Três lixões supostamente clandestinos descobertos recentemente indicam o mesmo modo de atuação: um grupo, por vezes armado, ocupa um terreno e entra em contato com empresas de gestão de resíduos, como as responsáveis por fazer a coleta de entulho ou lixo em condomínios.

No contato, o grupo oferece o terreno para descarte, cobrando um valor abaixo do regulado. As empresas, em vez de levar os lixos para o local adequado, o Centro de Tratamento de Resíduos em Seropédica, na Baixada Fluminense, desviam a rota para os aterros clandestinos.

O protocolo do estado é notificar o responsável pelo terreno. Em casos de reincidência, o Ministério Público pode ser acionado.

Na Vila Urussaí, em Duque de Caxias, a investigação apontou que o grupo solicitava licenças ambientais para terraplanagem. Mas a atividade, segundo o Inea, era uma “cortina de fumaça” para o lixão.

O bairro fica às margens da rodovia Rio-Magé (BR-493/RJ) e é contornado pelo rio Saracuruna, que deságua na baía de Guanabara. Técnicos apontaram que resíduos já estavam soterrando um trecho do rio.

Quando uma equipe técnica chegou ao local para uma vistoria, em janeiro, um homem se identificou como Murilo Luis e afirmou que era um catador independente. Disse que ele e outros usam o terreno para tirar o sustento. O relato consta em documento do Inea.

Outro abordado, o motorista de um caminhão parado no local, mostrou documentos que apontaram a Terraplanagem Shelbys como a destinatária do lixo. O instituto constatou que não havia licença para a empresa atuar.

Na Jucerja (Junta Comercial do Rio de Janeiro), a Shelbys tem como único sócio Murilo Luiz Santos, supostamente homônimo do homem que se apresentou como catador.

A reportagem ligou para telefones associados a empresa, mas não conseguiu retorno e não pôde confirmar se ambos são a mesma pessoa.

Na década de 1980, no Jardim Gramacho, o descarte de todo tipo de material tornou a área fonte de renda de milhares de catadores. O local começou a receber lixo da capital e de cidades vizinhas três anos depois da fusão do estado do Rio com o da Guanabara —hoje a cidade do Rio.

Foram criadas travas para tentar limitar o material enviado ao local, mas isso não impediu a expansão do aterro, que chegou a 65 milhões de toneladas de lixo em 34 anos. Ele foi desativado em 2012, sob promessa de construção de um polo reciclador, conjuntos habitacionais e indenização aos catadores.

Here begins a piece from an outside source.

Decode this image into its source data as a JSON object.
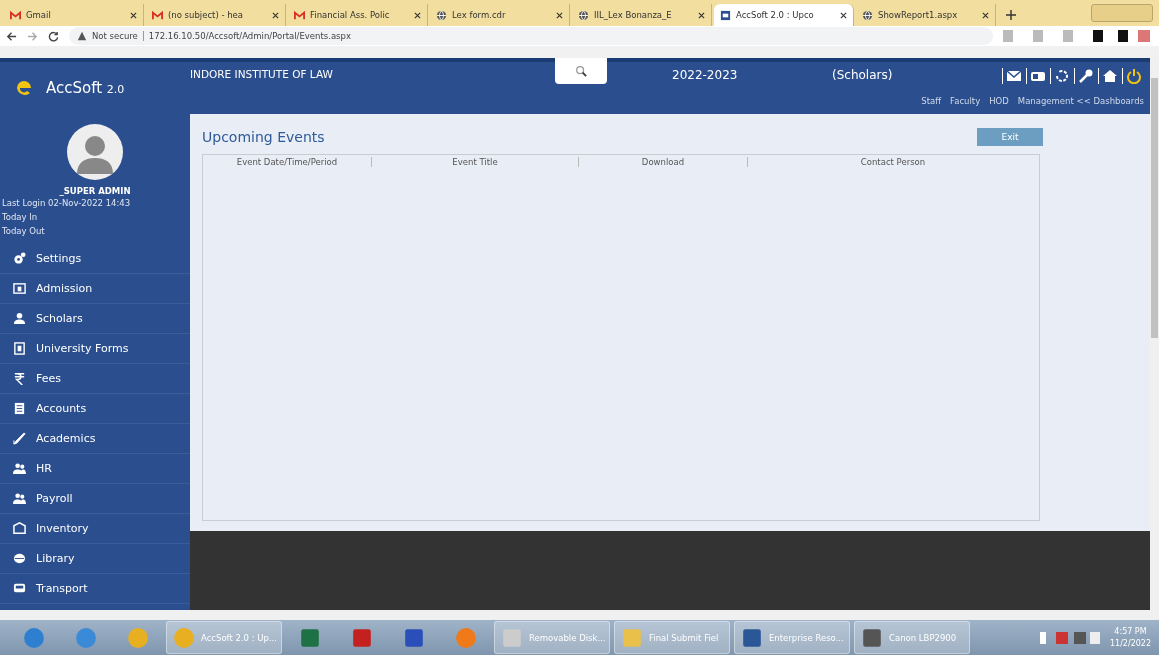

As indenizações foram pagas, mas as habitações não saíram do papel.

Mais de 20 fábricas de reciclagem de plástico chegaram a funcionar na região e hoje cinco seguem em atividade.

Segundo Rossi, o governo do estado acolheu 500 catadores que optaram por permanecer na atividade. Cinco cooperativas foram formalizadas.

A Prefeitura de Duque de Caxias afirmou, via nota, que assiste as famílias dos catadores que atuavam no aterro através do CRAS (Centro de Referência de Assistência Social).

O polo reciclador, prometido na década passada, parou na primeira etapa. Há planos de avanço após assinatura de inclusão do projeto no PAC Resíduos Sólidos. O investimento de R$ 22 milhões foi anunciado pelo Ministério das Cidades em 2024.

“O que está para acontecer em 2025 era para ter acontecido em 2013. As pessoas continuam pobres e continuam reciclando. A expectativa é de que esse polo possa inibir os novos aterros clandestinos que estavam começando a surgir”, afirma Sebastião Santos, presidente do Mesc (Movimento Nacional Eu Sou Catador).